Extrapolating that first-quarter data over 12 months would show that more than 1 million twenty-foot equivalent units (TEU) moved away from the West Coast ports annually, starting in 2021, said Chris Jones, an executive vice president at Descartes Systems Group.
Colgate-Palmolive routed 25% of containers away from West Coast ports and has already begun reversing some of that, said Francisco Rodriguez, Colgate toothpaste maker's director of global logistics.
The labor negotiation process, while lengthy, "is working like it is supposed to," said Rodriguez, who added that his team monitors port activity daily and makes decisions based on that - rather than headlines about union negotiation-related conflict.
Kevin Austin, group vice president of demand and supply management at Toyota Motor North America, declined to comment on the automaker's cargo volume trends at Los Angeles' port complex, but said the facility remains "critical" to the business.

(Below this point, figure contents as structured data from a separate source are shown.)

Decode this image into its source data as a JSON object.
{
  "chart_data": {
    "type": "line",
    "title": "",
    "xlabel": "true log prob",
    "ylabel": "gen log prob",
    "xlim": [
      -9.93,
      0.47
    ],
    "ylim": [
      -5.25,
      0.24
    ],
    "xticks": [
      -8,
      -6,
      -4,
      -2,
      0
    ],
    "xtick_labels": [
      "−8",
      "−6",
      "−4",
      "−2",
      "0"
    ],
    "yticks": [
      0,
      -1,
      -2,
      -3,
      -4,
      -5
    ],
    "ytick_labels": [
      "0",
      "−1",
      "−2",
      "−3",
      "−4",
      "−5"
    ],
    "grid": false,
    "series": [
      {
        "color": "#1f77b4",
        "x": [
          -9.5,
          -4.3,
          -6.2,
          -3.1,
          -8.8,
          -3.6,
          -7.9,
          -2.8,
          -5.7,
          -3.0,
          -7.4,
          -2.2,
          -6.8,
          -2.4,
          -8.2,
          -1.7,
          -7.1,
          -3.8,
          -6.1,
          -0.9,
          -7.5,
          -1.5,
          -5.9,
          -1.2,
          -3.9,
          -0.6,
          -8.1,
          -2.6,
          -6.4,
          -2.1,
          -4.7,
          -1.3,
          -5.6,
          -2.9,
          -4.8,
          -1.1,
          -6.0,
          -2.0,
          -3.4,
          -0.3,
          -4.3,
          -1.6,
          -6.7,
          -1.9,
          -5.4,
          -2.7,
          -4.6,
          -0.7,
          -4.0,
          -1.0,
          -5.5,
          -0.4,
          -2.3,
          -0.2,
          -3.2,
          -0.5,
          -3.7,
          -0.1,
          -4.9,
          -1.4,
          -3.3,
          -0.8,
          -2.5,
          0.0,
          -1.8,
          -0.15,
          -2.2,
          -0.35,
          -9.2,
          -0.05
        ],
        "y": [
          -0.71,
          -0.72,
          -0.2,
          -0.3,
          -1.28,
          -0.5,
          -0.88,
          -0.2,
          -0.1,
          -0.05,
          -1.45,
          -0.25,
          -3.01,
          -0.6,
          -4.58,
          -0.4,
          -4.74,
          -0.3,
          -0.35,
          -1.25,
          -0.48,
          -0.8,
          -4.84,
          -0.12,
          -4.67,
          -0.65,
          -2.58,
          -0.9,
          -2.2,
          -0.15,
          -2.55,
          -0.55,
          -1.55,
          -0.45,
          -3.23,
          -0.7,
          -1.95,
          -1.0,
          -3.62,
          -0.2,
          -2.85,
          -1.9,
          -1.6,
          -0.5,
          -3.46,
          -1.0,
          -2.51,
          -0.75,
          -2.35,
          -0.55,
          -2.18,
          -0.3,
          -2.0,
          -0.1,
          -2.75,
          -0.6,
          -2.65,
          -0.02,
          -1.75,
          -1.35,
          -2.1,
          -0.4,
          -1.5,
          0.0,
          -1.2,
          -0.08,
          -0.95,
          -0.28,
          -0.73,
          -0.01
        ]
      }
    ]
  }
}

The port also faces new pressure from outside the United States, importers said.
About six months ago, Million Dollar Baby started sending some upholstered furniture with price tags of under $800 per piece from China into the port at Ensenada, Mexico.
Importing to Mexico opens a legal loophole that enables Million Dollar Baby to sell those products to U.S. customers without a 25% tariff. Warehouse and labor costs are also lower in Mexico than in the United States, adding to savings, Diaz said.